People imagine that dictionaries somehow legislate language, as in the schoolmarmish lament that Webster's Third included ain't and therefore legitimized it. They imagine that inclusion of a word endorses it. They imagine that dictionaries have some power to retard changes in meaning. Or they imagine that lexicographers are wild-eyed radicals eager to subvert all that is virtuous and holy.*
There's really not much to be done about such people. Their ideas are fixed and impervious to reason. The best we can probably accomplish is to instruct the young in what dictionaries are for. Thus, if you have children or are in some position to instruct the young, tell them this:
Item: Dictionaries are for looking up things you don't know: meanings of words and their spellings and pronunciations and origins.

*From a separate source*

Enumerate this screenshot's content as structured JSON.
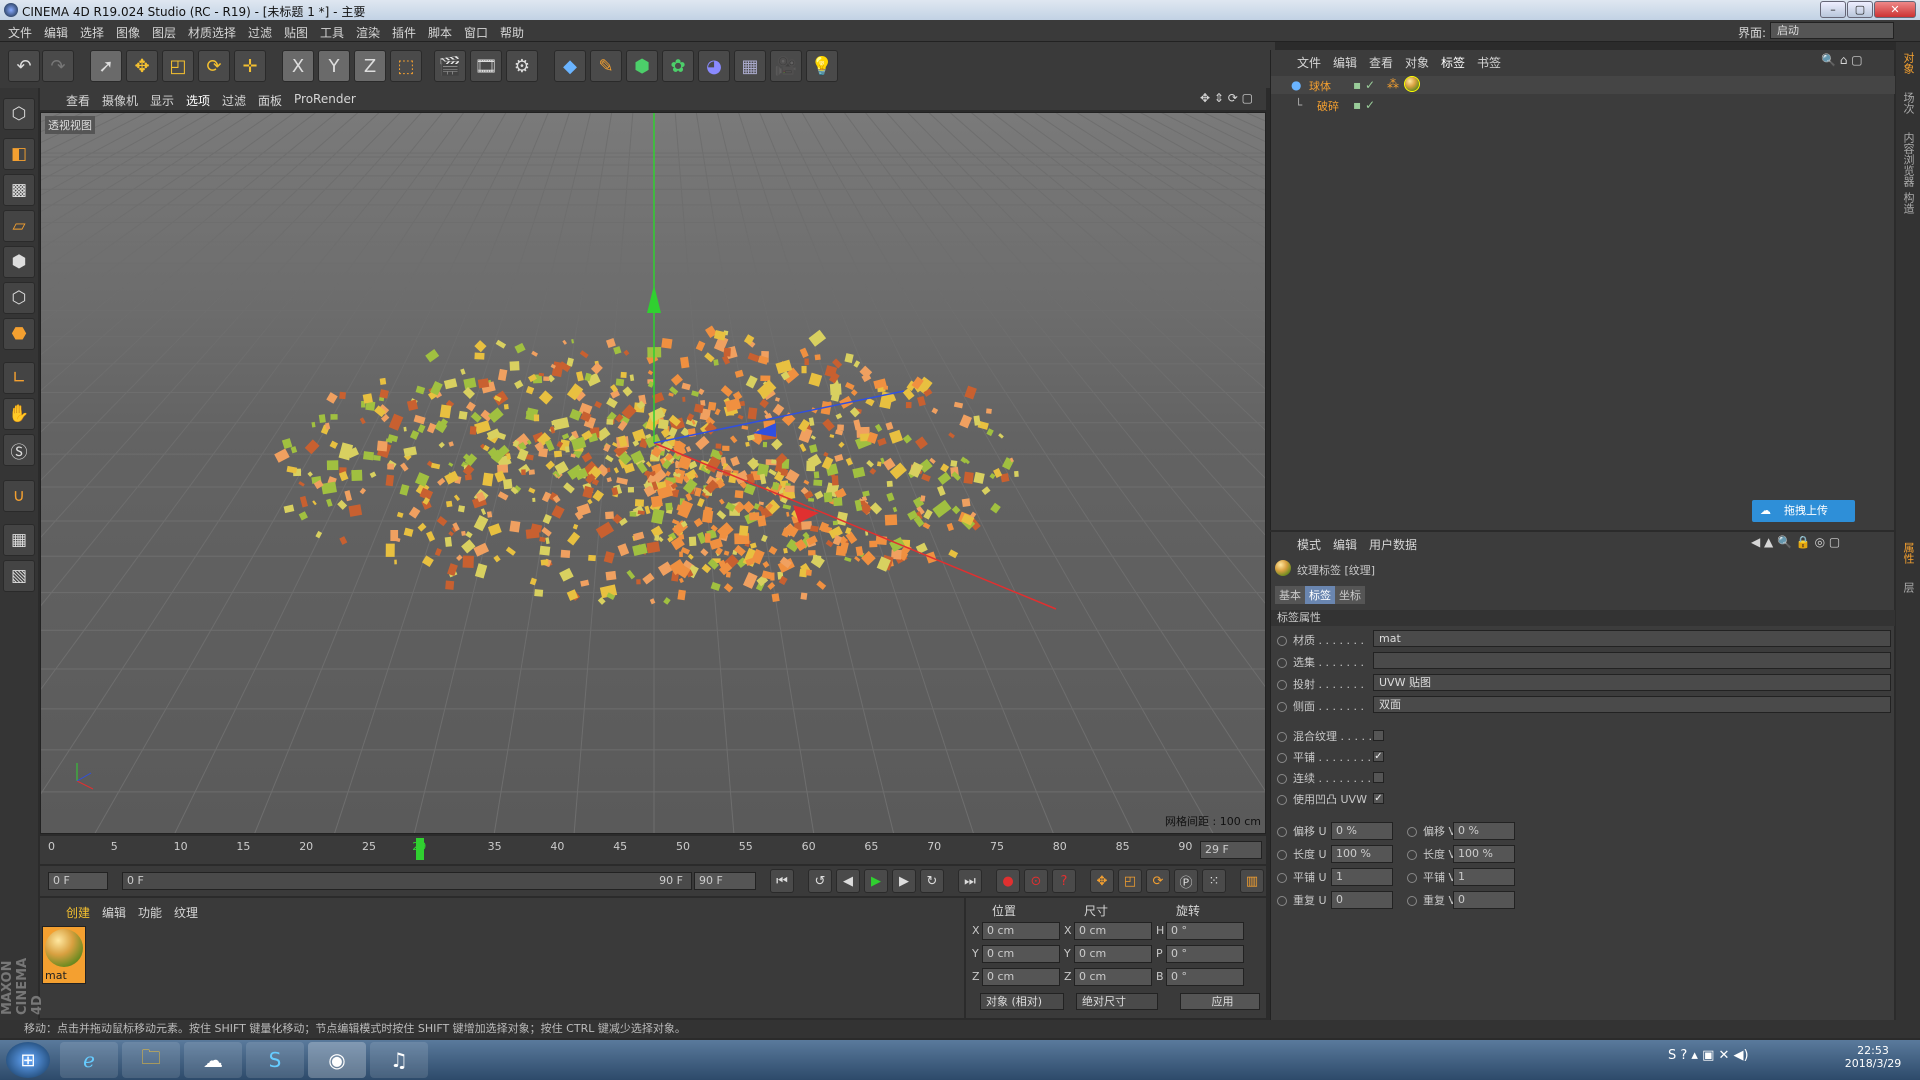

Item: Dictionaries record what words people use and how they use them. A dictionary may advise you that a word is widely considered slang or casual or offensive, but it doesn't tell you whether or not to use them. You have to make your own choices.
Item: Dictionaries collect new words and new meanings because when they are new, not everyone knows them and some people will have to look them up. And if they fade out of current use, someone in the future is going to have to look up what they meant back in the day.
Item: Carrying on about the inclusion of words you don't like in the dictionary makes you look like a fool.